Rush Hour and Rush Hour Jr.
Players: 1
Ages: 7 and up (5 and up for Rush Hour Jr.)
Purchase: Buy Rush Hour or Rush Hour Jr. on Amazon (affiliate links)
Math Ideas: Spatial reasoning, logical deduction
Questions to Ask:
If we want to move this car, what other cars do we need to move first?
Can you invent your own Rush Hour puzzle?
What makes a Rush Hour puzzle impossible?
During winter break, our family drove to Atlanta to visit some family and friends. I wanted to get a game that my son J could play in the car, so I picked up Rush Hour Jr. It's a lovely little solitaire logic game that travels easily in a car or on a plane.
How to Play
Rush Hour has a 6x6 board and a simple goal: move the cars so that the red car can escape the garage. Rush Hour Jr., which is the game I bought, changes the red car to an ice cream truck and includes simpler puzzles, but the games are otherwise the same.

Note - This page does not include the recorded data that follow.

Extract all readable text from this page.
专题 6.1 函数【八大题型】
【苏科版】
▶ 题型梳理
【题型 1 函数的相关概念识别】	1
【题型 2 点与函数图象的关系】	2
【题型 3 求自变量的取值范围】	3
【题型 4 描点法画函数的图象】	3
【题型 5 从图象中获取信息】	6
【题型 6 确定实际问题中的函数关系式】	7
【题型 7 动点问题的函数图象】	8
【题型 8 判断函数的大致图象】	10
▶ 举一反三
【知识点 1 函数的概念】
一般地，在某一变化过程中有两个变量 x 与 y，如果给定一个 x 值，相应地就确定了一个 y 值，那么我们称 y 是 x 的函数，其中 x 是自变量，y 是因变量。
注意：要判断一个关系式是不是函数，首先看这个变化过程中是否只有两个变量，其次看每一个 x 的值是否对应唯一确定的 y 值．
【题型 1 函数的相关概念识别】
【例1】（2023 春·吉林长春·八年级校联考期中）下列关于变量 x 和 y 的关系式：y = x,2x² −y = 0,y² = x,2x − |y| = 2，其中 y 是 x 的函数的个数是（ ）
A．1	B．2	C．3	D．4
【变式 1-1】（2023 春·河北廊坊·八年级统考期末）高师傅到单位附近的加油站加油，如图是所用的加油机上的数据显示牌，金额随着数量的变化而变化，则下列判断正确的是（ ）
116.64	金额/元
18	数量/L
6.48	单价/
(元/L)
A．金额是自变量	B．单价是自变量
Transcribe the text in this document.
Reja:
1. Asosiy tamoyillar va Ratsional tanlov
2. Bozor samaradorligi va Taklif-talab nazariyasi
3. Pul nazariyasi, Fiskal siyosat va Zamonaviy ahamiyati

If you have a 5 or 6 year old, I'd recommend the Jr. version. Otherwise, I'd go straight for the main game.
As you can see, this simple game can get complicated in a hurry. In order to move the red car out through that gap on the right side of the board, we'll have to move that lavender 18-wheeler. But first we'll need to move the purple car, and to move that we'll need to move the orange car. Or should we move the pink one instead?
The game comes with a deck of cards that display puzzles of escalating difficulty. As I mentioned in my review of Equilibrio, the puzzles are chosen thoughtfully so that the player learns how the pieces move and can apply those strategies on the next puzzle. My son moved through the introductory puzzles and started getting really challenged around puzzle 8 or 9. Below you can see a video I took of J trying to solve puzzle 11 of 40. As the video starts, he has been at it for a few minutes already.
Where's the Math?
Rush Hour promotes the skill of logical deduction, where you start with a premise and draw a series of logical conclusions until you solve the problem. In this game, the starting premise is "I can move the ice cream truck out of this puzzle." If that statement is true, then what else must be true?

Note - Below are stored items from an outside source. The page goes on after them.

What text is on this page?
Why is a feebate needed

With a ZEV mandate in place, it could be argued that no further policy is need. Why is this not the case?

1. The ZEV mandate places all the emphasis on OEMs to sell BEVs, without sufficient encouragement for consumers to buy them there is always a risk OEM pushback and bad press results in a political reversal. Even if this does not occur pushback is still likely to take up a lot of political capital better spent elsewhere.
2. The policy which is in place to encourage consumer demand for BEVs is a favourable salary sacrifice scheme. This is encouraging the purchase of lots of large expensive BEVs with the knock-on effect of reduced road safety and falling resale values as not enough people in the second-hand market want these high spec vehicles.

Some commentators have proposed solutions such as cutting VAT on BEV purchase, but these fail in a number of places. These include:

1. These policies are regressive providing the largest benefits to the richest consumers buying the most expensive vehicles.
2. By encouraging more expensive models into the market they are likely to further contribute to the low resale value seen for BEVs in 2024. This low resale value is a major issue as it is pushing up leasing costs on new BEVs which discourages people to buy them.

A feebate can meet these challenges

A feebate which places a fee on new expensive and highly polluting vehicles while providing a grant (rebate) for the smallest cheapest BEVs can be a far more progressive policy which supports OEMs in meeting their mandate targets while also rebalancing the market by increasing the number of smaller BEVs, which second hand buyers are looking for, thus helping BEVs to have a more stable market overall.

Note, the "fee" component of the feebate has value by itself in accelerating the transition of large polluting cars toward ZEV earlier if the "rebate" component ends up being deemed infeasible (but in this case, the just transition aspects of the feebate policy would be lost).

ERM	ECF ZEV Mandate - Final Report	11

Think about how you might solve this problem at left.
"To move the white ice cream truck, I need to move the red fire truck down. But to do that, I need to move the other red truck to the right. That yellow bus is blocking it, though, so I'll need to move it up... although then it blocks the exit for the white car. Hmm..."
As you or your child thinks through this puzzle, you are deducing a set of moves that will help you reach your goal. You work backwards through the puzzle, trying to find that first move that unlocks all the others.
Now imagine you have to find the measure of angle x in my 8th grade math class. Your mental monologue might sound something like this:
"I don't know what angle x is, but I know it makes a straight line with that other angle, so those two angles add to 180 degrees. So if I can find that other angle, I can figure out angle x. And I also know that every triangle has three angles that add up to 180 degrees, and those two other angles add to 145..."
The content of the problem is completely different, but the logical structure is the same. You start with the goal in mind and work backwards until you find that first mathematical move that unlocks all the rest.
Questions to Ask
Rush Hour is a solitaire game, so I am perfectly happy to watch my son play with the game entirely on his own. At first, he started by shifting the cars around more or less at random, but as he played with the game longer he started developing strategies and moving the pieces more intentionally.
I usually don't ask J a question unless he seems frustrated. If that's the case, I'll use my questions to help lead him down that path of logical deduction. "So you want to move the green car. What cars are blocking it? How can we move those cars so we can shift the green car up?"
If you or your kids tire of the puzzles in the pack, you can make your own! Make your kid a puzzle and challenge them to solve it. Even better, ask them to make you a puzzle and see if you can solve it.
Since my son is basically a smaller me, he immediately made a puzzle that was impossible to solve, which he thought was verrrry funny. Even that moment became a great math conversation, however. I asked him "how can you tell whether a puzzle is impossible?" and we talked about formations that couldn't be navigated around.
Rush Hour is definitely a keeper. The pieces slide around in such a pleasing manner that your kids won't even realize they are becoming puzzle detectives. But don't worry, they're building mental muscles that are sure to pay off in later years of school.